Laurent Gaudé, Chien 51
Dans ce récit de science-fiction, l’auteur met en scène une enquête policière dans une société dévastée par les bouleversements écologiques.
Devant le check-point du pont Trajan, sur l’avenue VII, il ne faut pas seulement attendre dans une longue file de voitures, pare-chocs contre pare-chocs, accepter, quand vient son tour, le geste méprisant du policier qui tend la main sans rien dire, considérant probablement que tous ceux qui passent devant lui ne sont pas dignes d’un mot, il faut encore descendre lorsqu’on vous en intime l’ordre, se laisser fouiller, pour qu’enfin, après avoir montré sa carte d’accréditation zone 2, ils vous laissent passer. Et même lorsqu’ils le font, c’est du bout des lèvres, comme s’ils vous accordaient une faveur.

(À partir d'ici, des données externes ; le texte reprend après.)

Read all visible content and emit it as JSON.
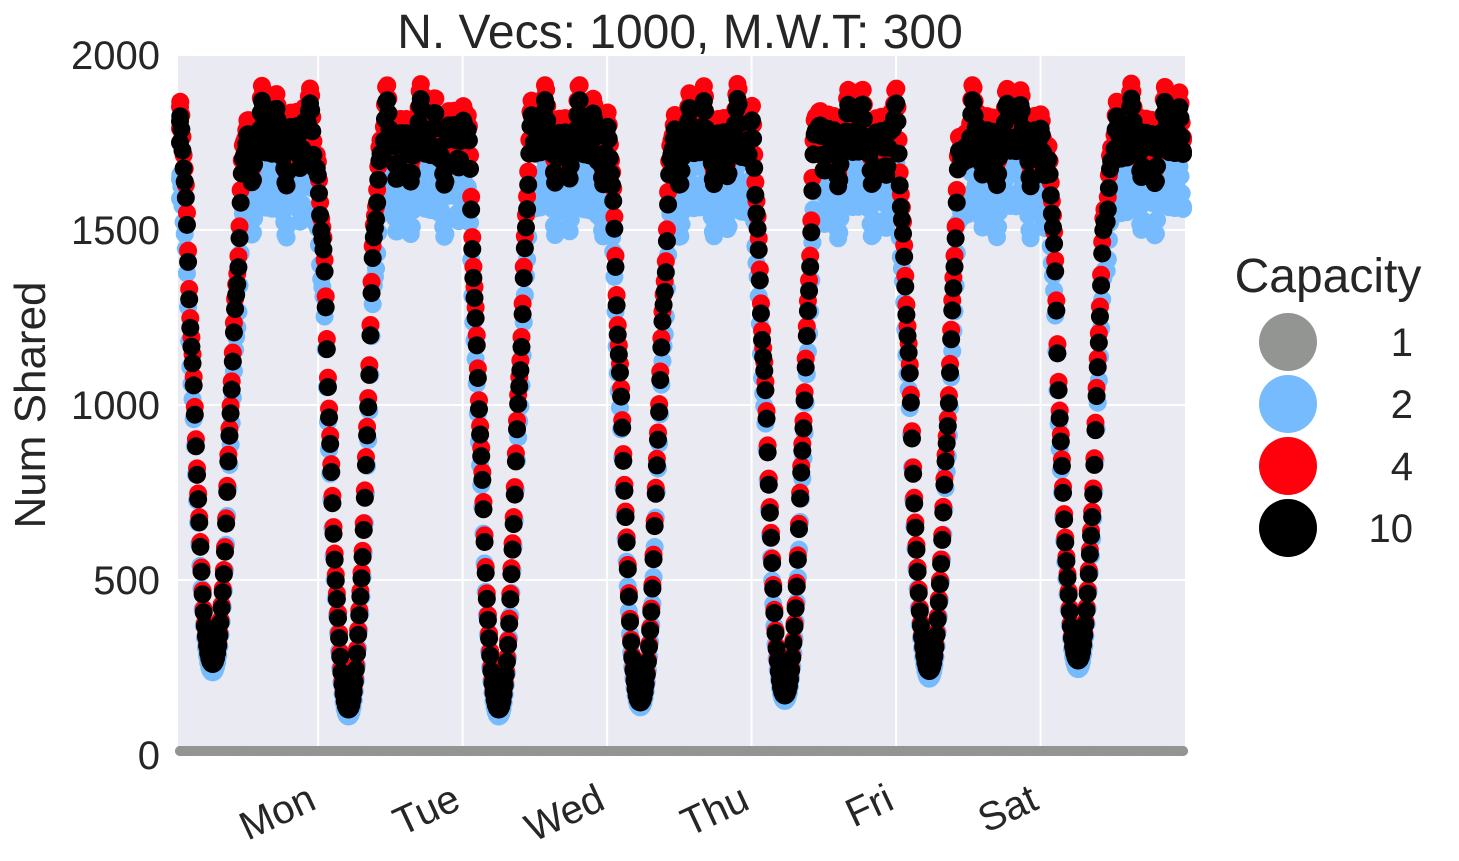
{
  "chart_data": {
    "type": "scatter",
    "title": "N. Vecs: 1000, M.W.T: 300",
    "xlabel": "",
    "ylabel": "Num Shared",
    "ylim": [
      0,
      2000
    ],
    "yticks": [
      0,
      500,
      1000,
      1500,
      2000
    ],
    "xlim": [
      0,
      6.97
    ],
    "xtick_positions": [
      0.97,
      1.97,
      2.97,
      3.97,
      4.97,
      5.97
    ],
    "xtick_labels": [
      "Mon",
      "Tue",
      "Wed",
      "Thu",
      "Fri",
      "Sat"
    ],
    "grid": true,
    "legend": {
      "title": "Capacity",
      "position": "right"
    },
    "series": [
      {
        "name": "1",
        "color": "#929591",
        "plateau": 0,
        "trough": 0
      },
      {
        "name": "2",
        "color": "#75bbfd",
        "plateau": 1590,
        "trough": 110
      },
      {
        "name": "4",
        "color": "#ff000d",
        "plateau": 1790,
        "trough": 140
      },
      {
        "name": "10",
        "color": "#000000",
        "plateau": 1750,
        "trough": 130
      }
    ],
    "daily_troughs": [
      {
        "x": 0.24,
        "y": 260
      },
      {
        "x": 1.18,
        "y": 120
      },
      {
        "x": 2.22,
        "y": 110
      },
      {
        "x": 3.2,
        "y": 150
      },
      {
        "x": 4.2,
        "y": 170
      },
      {
        "x": 5.2,
        "y": 240
      },
      {
        "x": 6.23,
        "y": 270
      }
    ]
  }
}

Sparak endure tout cela mâchoires serrées. Il remonte dans sa voiture après le dernier contrôle, démarre et laisse derrière lui la zone 3 en maudissant ces salopards qui se prennent pour des seigneurs de carrefours. Il n’aime pas passer d’une zone à l’autre, n’a jamais aimé. Ceux qui comme lui ont la chance d’avoir une accréditation en profitent généralement pour le faire chaque jour. Avec une autorisation pareille, il est facile d’organiser des petits trafics. Lui, non. Il en fait le moins possible. Les rues de la zone 2 lui ont toujours donné envie de mordre. Tout y est trop clair, trop lisse. Les bâtiments sont propres. Les routes sont asphaltées et il n’y a ni trous dans la chaussée ni immeuble effondré qui laisse au coin des rues des amoncellements de gravats dans lesquels peuvent déféquer les mendiants. Non, en zone 2, les boulevards sont arborés et les gens polis. Le dôme climatique protège des pluies jaunes, des bourrasques subites et assure une température sous les trente-deux degrés. Il a toujours détesté cette zone qui faisait semblant de croire qu’elle se suffisait à elle-même et que ceux qui n’avaient pas la chance d’y vivre avaient commis quelques fautes qui les tenaient légitimement éloignés du bonheur alors qu’il sait, lui, que la zone 2 est construite sur la crasse et la sueur de la zone 3, rien de plus. Et ce qu’il sent chaque fois qu’il revient, c’est le mépris tacite et immédiat de ceux qui possèdent envers ceux qui n’ont rien.